Così ha avuto inizio un cammino che è stato un faticosissimo itinerario a ostacoli: le chemio che raramente, in un caso come il suo, avrebbero funzionato, ma bisogna almeno tentare, poi la ricerca affannosa di farmaci sperimentali e la vita che, nel frattempo, scorreva veloce: la vita di un ragazzo di 24 anni che frequenta l’Università, pratica tennis a livello agonistico e sente di essere entrato all’improvviso in un girone dantesco che gli toglie energia e gli ruba la giovinezza.

“Di quel periodo, oltre alla fatica fisica e psicologica di mio figlio, mia, di mia figlia e di mia moglie - racconta Massimo - ricordo la mia personale condivisione con Edoardo circa il suo percorso di studi. Mentre era malato, continuava a preparare gli esami universitari, anche quando era ricoverato e immunodepresso a causa delle terapie molto aggressive a cui veniva regolarmente sottoposto. Non potevo incontrarlo e così mi inviava video propedeutici lunghissimi, in cui registrava ciò che stava studiando. Ricordo la sua forza che diventava via via sempre più potente e gli aveva permesso pure di far fronte alle numerose previsioni di ‘condanna a morte’”.

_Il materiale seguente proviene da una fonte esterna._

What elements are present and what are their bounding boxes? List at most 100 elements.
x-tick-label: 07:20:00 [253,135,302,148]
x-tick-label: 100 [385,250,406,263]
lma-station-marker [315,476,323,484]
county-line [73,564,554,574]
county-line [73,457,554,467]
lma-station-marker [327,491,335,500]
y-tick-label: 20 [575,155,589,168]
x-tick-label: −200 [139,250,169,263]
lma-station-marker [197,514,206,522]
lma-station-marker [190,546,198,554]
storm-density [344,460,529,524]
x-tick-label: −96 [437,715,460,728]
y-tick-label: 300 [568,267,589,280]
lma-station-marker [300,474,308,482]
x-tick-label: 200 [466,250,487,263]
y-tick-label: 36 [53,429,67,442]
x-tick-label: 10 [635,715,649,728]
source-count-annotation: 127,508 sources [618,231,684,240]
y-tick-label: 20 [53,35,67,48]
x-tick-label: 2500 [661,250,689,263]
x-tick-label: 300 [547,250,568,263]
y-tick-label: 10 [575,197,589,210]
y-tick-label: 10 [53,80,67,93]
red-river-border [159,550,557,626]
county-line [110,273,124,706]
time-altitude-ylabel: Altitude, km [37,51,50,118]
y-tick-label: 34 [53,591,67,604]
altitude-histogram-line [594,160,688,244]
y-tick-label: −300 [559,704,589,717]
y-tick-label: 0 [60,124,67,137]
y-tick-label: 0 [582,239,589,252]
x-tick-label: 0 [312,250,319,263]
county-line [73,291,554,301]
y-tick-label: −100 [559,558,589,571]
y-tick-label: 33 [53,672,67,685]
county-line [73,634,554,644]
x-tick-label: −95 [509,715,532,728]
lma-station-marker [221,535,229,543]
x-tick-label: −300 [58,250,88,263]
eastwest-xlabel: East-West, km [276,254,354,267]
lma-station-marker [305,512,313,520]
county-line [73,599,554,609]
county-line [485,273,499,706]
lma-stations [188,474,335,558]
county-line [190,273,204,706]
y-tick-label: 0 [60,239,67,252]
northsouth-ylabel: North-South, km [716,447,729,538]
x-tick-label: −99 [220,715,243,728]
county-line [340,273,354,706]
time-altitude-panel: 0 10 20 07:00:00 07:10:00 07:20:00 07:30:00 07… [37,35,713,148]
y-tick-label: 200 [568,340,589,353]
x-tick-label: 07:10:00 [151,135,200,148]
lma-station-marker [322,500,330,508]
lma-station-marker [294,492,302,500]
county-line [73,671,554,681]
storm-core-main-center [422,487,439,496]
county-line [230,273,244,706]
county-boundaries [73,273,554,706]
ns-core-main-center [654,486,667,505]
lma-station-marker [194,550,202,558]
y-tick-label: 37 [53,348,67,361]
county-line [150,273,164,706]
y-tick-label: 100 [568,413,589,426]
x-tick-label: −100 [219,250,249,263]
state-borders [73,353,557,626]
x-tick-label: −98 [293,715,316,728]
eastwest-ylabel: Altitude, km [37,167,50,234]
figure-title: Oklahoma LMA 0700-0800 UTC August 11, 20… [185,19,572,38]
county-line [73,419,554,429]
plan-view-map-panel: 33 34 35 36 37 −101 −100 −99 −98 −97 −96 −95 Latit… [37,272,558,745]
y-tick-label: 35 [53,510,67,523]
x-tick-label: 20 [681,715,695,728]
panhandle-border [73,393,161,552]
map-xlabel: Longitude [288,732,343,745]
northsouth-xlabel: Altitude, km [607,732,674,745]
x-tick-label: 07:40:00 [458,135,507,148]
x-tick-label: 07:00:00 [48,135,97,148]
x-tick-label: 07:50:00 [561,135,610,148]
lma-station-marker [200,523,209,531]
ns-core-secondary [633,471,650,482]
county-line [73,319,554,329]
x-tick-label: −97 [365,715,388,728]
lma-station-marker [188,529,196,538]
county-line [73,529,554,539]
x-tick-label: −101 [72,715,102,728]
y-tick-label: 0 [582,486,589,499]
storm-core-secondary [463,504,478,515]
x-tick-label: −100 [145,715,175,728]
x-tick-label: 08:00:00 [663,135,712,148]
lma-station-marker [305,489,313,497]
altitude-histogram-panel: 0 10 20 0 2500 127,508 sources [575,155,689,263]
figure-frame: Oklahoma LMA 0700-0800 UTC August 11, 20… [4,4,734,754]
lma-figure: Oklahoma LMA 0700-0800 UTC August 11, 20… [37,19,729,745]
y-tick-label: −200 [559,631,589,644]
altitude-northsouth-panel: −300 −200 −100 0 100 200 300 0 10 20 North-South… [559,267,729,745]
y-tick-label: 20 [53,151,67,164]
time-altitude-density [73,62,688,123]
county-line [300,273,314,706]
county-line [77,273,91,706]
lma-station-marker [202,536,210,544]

“Ogni tanto sembrava lì lì per lasciarci”, spiega Massimo. “I medici regolarmente ci preparavano e poi lui, miracolosamente ce la faceva e si rimetteva, per quanto possibile, in sesto. Così andava avanti”. Poi c’era stato il trapianto di midollo grazie alla compatibilità totale con la sorella per poi accorgersi che Edoardo avrebbe dovuto fare i conti con quella che in termini tecnici si chiama GVHD (Graft Versus Host Disease), una complicanza che insorge nei pazienti sottoposti a trapianto allogenico e che è l’espressione di una complessa reazione immunologica delle cellule del donatore nei confronti di tessuti e organi del ricevente. Può essere sia acuta, ossia a insorgenza pressoché immediata nei primi cento giorni dal trapianto, o cronica, cioè tardiva. Una reazione terribile, devastante, che ti sconquassa l’organismo e che è stata la causa ultima del suo decesso, l’8 di ottobre del 2018.

“Rammento - prosegue Massimo - la dedizione di mia moglie, impegnata ad assisterlo giorno e notte, e il mio desiderio di capire, insieme a Edoardo e ai numerosi specialisti che abbiamo consultato, quali fossero le cure esistenti – anche a costo di andare in capo al mondo – per avere una speranza in più; l’utilizzo di un farmaco biologico che si era rivelato inizialmente promettente e aveva portato a una breve remissione completa; le speranze, alternate a durissime sconfitte da cui, comunque, ci riprendevamo sempre. Continuo a coltivare la mia voglia di raccontare la storia di un tumore rarissimo e il mio impegno nelle scuole per incitare i ragazzi a donare il midollo, spiegando loro che si tratta di un’operazione semplicissima (un prelievo del sangue) e non di un intervento chirurgico complesso, come taluni erroneamente pensano”.

“Il mio desiderio - conclude Massino - è quello di ricordare sempre Edoardo cercando di dare un senso a una storia faticosissima, anche attraverso la testimonianza di noi genitori e attraverso il racconto”.

Massimo Bisignano progetta ora la realizzazione di una fiction televisiva basata sulla vita di suo figlio.